As teams continue to experience unprecedented stress related to how their lives and work have been upended by the pandemic, the need for empathy has never been greater. Central to this issue is the problem of heavy workloads. As companies scramble to scale up for increased demand, teams across all industries and locations say they are overwhelmed with work, meetings, family distractions and household needs. As a leader, be sensitive to pain points. Facilitate listening sessions or “coffee talks” on diffimcult topics. This is especially important since only 21% of employees (download required) say they are able to openly discuss burnout with their manager. Conduct periodic “temperature checks” during meetings to assess energy levels on a scale of one (low) to five (high). Allow time to recharge. Show flexibility with deadlines and deliverables by focusing on the vital few priorities. Finally, take time to understand the signs and your teams — and how you can best reduce the risks.
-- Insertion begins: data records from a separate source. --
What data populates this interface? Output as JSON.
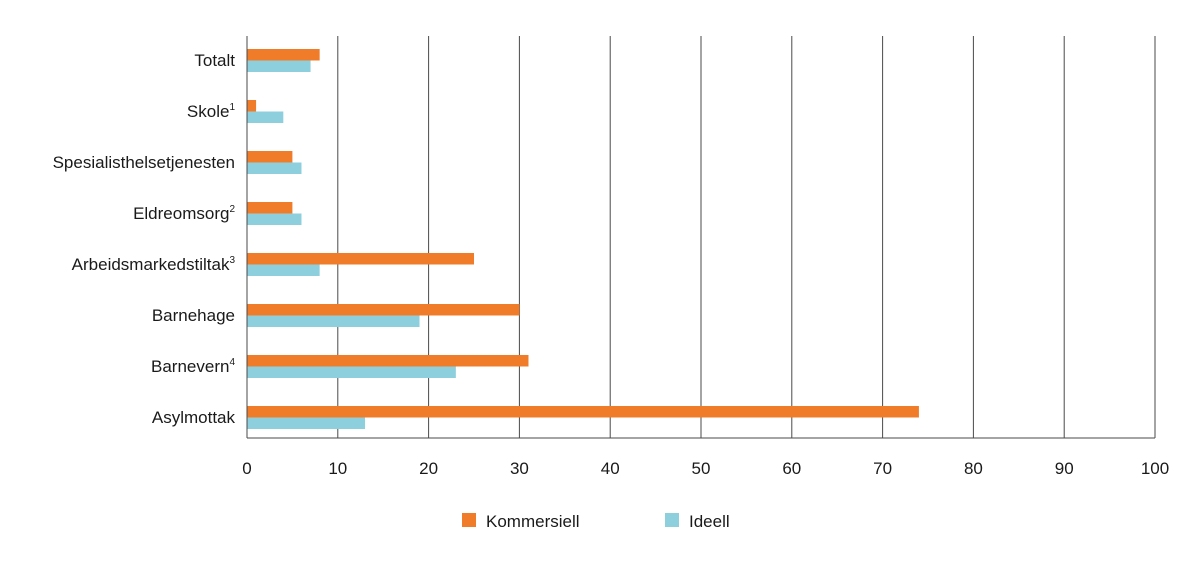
{
  "chart_data": {
    "type": "bar",
    "orientation": "horizontal",
    "categories": [
      {
        "label": "Totalt",
        "sup": ""
      },
      {
        "label": "Skole",
        "sup": "1"
      },
      {
        "label": "Spesialisthelsetjenesten",
        "sup": ""
      },
      {
        "label": "Eldreomsorg",
        "sup": "2"
      },
      {
        "label": "Arbeidsmarkedstiltak",
        "sup": "3"
      },
      {
        "label": "Barnehage",
        "sup": ""
      },
      {
        "label": "Barnevern",
        "sup": "4"
      },
      {
        "label": "Asylmottak",
        "sup": ""
      }
    ],
    "series": [
      {
        "name": "Kommersiell",
        "color": "#f07c2a",
        "values": [
          8,
          1,
          5,
          5,
          25,
          30,
          31,
          74
        ]
      },
      {
        "name": "Ideell",
        "color": "#8ecfdd",
        "values": [
          7,
          4,
          6,
          6,
          8,
          19,
          23,
          13
        ]
      }
    ],
    "xlim": [
      0,
      100
    ],
    "xticks": [
      0,
      10,
      20,
      30,
      40,
      50,
      60,
      70,
      80,
      90,
      100
    ],
    "grid": "vertical",
    "legend_position": "bottom-center",
    "title": "",
    "xlabel": "",
    "ylabel": ""
  }
}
In short, cultivating resilience isn’t just a nice-to-have, but a business imperative for any organization in today’s volatile and uncertain environment. Organizations and teams need resilience to:

• Maintain stability and focus despite disruptions

• Adapt and not only bounce back, but bounce forward from crisis

• Create the kind of positive disruption that drives innovation and growth

Practices promoting a resilient workforce can contribute to significant bottom-line impact through increased productivity, lower absenteeism, lower health care costs, increased job satisfaction and decreased turnover. While there is no quick fix for building team resilience, now is the time to double down on resiliency efforts. Teams are looking to leaders for positive support, motivation and guidance. Leaders can begin tipping the scale by showing up as visible advocates, coaches and role models for the mindsets and behaviors associated with resilience. Ultimately, resilient teams are built by resilient leaders who have the self-awareness, commitment and compassion to manage their own resilience while staying attuned to the energy and well-being of those they lead. How are you showing up as a resilient leader?